Early life and education
Newhall was born Agnes Ellen Milan in Southwest Harbor, Maine. Agnes was partly raised by an aunt, educator Laura L. Newhall, in Boston. Agnes was described as a niece of Millie Milan and her older sister Hattie Hamblen, when both women died on the same day, in Maine in 1932.
Newhall graduated from Bryn Mawr College in 1927, and pursued graduate studies on a fellowship at the American School of Classical Studies at Athens, where she was based until 1935.
Career
Stillwell moved to Princeton, New Jersey, because her husband was a professor there. She continued working alongside her husband in Greece, and writing scholarly articles. Her inventories from excavating at Corinth continued to inform other scholars' work.
Publications
"Eighth Century B.C. Inscriptions from Corinth" (1933)

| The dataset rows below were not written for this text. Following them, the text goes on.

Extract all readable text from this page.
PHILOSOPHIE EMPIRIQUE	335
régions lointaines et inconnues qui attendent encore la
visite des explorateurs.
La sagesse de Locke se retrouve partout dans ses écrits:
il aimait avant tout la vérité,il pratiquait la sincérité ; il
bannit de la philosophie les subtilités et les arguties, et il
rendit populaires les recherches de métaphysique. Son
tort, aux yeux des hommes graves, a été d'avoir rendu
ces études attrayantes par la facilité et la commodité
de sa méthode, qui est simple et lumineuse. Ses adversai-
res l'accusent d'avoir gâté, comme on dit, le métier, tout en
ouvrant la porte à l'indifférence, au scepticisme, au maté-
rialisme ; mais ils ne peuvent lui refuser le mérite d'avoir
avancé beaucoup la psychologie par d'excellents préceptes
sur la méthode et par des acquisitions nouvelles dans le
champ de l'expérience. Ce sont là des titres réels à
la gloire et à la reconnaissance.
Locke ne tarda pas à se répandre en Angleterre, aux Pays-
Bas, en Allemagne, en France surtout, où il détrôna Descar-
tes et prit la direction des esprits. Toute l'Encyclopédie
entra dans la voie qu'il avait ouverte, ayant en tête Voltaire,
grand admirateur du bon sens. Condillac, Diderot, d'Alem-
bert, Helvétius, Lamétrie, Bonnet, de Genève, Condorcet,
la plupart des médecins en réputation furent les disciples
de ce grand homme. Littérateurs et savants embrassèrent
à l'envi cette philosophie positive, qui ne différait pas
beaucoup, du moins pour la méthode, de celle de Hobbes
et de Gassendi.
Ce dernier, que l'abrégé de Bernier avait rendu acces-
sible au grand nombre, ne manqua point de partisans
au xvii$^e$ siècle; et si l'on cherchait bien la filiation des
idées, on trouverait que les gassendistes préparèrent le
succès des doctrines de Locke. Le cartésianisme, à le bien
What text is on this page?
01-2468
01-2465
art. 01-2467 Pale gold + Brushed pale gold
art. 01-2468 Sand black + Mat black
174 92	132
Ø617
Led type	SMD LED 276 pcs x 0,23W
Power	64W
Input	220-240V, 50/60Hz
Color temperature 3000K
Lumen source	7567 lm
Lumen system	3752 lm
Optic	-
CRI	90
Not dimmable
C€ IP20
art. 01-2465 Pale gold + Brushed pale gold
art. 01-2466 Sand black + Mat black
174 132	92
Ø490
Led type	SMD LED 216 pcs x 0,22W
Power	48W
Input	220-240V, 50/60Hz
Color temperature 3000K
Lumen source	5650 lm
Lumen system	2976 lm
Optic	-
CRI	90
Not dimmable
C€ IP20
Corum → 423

The Potter’s Quarter (1948, with Jack Leonard Benson)
The Potter’s Quarter: The Terracottas (1952)
Personal life and legacy
Agnes Newhall married Richard Stillwell, head of the American School of Classical Studies at Athens, in London in 1932. They had two children, Richard and Theodora. Richard became a chemist, and Theodora followed her parents in doing archaeological work at Corinth. Agnes Newhall Stillwell died in 1957, at the age of 51, in Princeton. Her granddaughter Camilla MacKay is also an archaeologist by training.